Besides sowing chaos and a failed effort to overturn or block Joe Biden’s solid (50% vs, Trump’s 48%) electoral victory in Michigan, what are these far-right Republicans and their fascist allies aiming at?
One goal is to purge and drive further to the right the Republican delegations to the Michigan Legislature, in order to establish a majority that is actually willing to overturn future election results by declaring massive ballot “fraud.” Due to gerrymandering, Republicans control both houses of the Michigan legislature even though they haven’t won a statewide election since 2014. A second goal is the establishment of armed groups powerful enough to intimidate voters or those counting the ballots. Either of these eventualities would amount to a rightwing coup at a state level.
Similar efforts are being carried out in a number of other U.S. states, as the Republican Party purges itself of all but hardcore Trumpists. While in the short run this may — and even that is not certain — cost them some elections, they are in the meantime consolidating the Party as a neofascist formation with more in common with groups like France’s National Rally (formerly the National Front) or Germany’s Alternative for Deutschland than with traditional conservativism. In some ways, with their advocacy of violence, the Michigan Republicans are actually to the right of these European neofascists.
It is important to focus on these regional and state developments to grasp and to combat the continuing dangers of the Trumpist, neofascist right wing in this country. It should never be forgotten that many of the most reactionary manifestations in U.S. politics have occurred at the local or regional rather than the national level.
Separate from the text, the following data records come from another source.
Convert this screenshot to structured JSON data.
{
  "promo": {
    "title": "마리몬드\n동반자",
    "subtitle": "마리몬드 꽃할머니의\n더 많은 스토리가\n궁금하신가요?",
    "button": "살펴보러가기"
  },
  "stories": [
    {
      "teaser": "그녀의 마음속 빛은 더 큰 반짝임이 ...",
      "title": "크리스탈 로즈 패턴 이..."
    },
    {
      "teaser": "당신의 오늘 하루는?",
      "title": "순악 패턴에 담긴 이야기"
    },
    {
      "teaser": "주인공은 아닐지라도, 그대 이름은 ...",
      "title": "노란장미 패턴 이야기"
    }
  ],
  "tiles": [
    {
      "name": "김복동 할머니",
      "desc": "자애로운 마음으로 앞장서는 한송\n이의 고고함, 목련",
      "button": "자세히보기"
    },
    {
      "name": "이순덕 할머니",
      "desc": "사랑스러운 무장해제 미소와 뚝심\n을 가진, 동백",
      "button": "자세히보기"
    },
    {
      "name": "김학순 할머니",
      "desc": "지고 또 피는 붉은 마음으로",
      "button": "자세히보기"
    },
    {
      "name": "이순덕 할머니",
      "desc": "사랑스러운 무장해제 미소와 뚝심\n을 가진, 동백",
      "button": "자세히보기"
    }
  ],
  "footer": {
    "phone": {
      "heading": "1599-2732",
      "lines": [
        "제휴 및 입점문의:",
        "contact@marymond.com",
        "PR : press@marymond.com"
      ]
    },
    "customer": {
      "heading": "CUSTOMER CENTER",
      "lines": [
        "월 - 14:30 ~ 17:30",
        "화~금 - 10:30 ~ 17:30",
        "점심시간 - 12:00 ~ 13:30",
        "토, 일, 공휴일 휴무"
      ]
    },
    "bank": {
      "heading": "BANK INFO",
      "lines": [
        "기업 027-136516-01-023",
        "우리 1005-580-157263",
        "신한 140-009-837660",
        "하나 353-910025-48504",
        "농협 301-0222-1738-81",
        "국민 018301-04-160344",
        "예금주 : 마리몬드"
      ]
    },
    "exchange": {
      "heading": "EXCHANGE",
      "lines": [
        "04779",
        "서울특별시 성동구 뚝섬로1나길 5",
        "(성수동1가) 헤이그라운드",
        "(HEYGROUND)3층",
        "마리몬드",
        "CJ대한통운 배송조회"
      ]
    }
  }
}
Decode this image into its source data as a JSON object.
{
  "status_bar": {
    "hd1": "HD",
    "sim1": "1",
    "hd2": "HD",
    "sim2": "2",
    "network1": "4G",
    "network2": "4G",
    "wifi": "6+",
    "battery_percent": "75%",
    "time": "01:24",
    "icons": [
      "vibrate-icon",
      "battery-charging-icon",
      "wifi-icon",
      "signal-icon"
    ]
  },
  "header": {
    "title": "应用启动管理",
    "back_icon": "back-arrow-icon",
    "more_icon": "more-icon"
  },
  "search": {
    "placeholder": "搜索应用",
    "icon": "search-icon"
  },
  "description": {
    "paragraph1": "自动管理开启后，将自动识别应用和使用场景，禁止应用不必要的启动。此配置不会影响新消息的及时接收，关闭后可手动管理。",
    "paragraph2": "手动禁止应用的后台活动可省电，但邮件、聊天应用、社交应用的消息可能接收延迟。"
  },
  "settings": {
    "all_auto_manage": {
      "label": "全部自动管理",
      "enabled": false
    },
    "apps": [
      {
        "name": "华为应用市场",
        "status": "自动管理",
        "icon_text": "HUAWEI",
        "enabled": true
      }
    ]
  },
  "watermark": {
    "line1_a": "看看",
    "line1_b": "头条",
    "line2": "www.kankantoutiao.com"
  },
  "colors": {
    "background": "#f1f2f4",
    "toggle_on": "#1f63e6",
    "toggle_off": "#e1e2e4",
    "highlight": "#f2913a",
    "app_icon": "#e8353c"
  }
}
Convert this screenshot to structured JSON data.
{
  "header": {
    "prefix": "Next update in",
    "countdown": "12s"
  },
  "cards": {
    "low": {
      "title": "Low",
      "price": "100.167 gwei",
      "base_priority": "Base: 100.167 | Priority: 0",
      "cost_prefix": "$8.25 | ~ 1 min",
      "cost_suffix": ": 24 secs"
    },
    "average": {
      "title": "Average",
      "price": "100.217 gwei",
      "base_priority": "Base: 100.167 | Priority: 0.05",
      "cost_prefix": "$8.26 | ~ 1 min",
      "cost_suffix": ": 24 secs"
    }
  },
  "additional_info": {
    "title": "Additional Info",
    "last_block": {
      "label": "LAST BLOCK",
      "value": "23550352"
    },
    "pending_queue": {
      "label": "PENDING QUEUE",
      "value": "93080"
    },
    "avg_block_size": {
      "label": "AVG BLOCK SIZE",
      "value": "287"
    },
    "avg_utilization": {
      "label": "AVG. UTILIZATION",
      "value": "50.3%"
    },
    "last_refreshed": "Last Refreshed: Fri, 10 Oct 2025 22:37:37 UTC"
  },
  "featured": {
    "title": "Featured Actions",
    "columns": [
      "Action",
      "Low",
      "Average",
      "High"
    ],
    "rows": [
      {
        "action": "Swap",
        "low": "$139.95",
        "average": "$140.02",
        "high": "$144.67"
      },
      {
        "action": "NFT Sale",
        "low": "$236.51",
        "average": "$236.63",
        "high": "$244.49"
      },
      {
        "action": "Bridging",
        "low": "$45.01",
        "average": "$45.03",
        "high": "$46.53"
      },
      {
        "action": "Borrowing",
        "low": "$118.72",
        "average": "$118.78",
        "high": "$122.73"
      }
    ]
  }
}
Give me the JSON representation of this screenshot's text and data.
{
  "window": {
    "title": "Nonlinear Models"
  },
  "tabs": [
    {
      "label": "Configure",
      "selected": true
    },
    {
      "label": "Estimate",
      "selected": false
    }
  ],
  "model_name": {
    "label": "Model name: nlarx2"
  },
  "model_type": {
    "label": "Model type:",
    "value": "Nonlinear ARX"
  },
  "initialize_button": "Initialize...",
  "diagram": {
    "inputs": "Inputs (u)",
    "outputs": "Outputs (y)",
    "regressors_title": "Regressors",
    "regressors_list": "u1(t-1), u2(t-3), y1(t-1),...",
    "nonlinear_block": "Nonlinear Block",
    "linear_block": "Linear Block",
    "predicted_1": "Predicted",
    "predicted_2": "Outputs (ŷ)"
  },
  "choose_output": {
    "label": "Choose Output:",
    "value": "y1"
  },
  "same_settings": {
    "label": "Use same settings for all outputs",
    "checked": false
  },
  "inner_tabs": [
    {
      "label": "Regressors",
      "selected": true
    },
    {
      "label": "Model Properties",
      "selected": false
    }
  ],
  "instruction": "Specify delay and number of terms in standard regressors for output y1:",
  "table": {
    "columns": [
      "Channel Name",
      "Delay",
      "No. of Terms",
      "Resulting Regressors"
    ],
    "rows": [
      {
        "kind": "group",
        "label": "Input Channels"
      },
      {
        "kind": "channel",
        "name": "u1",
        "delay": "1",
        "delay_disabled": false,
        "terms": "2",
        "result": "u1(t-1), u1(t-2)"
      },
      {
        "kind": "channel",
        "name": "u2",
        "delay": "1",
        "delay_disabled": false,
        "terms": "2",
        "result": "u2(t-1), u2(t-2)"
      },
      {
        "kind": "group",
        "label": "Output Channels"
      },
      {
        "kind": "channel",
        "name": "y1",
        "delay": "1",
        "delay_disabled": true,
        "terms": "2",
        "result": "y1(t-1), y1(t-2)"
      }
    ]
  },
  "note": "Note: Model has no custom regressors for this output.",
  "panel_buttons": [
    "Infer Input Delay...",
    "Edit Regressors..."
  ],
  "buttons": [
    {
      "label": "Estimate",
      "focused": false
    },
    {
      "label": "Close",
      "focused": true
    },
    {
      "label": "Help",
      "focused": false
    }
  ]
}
One need only recall the overthrow of Reconstruction in the 1870s, or the decades of segregation and voter suppression in the South right up through 1965, each of which were carried out with tremendous state and vigilante violence at the cost of thousands of lives, most of them Black people. We need also to remember the vigilante mobs, egged on and funded by corporate capital, that repressed the Industrial Workers of the World in the western states during the First World War and the Red Scare that followed. And more recently, the racist “neighborhood” mobs that tried to prevent school integration in Boston in the 1970s offers another example.
What we are facing today is nothing less than a January 6 type insurrection at a state or regional level. Tens of millions have been duped into believing the Big Lie that the 2020 election was marked by massive fraud that deprived Trump of a victory. Just below the surface of this transparent lie, one can find something closer to the truth, but even more ominous, the conviction that “real Americans,” i.e., white Christians, are being outnumbered at the polls by People of Color, immigrants, and progressive and moderate white “traitors.” This is the ugly truth behind the Trumpist rhetoric of losing “our” country to “them.”
These kinds of beliefs, and the organizations for which they form the ideological basis, chief among them the ever more Trumpist Republican Party, are more concentrated in some states and regions than others. That is why we should expect — and prepare to resist — a series of coups and civil wars begun by these neofascists at the state or regional level. In this, Michigan is hardly alone.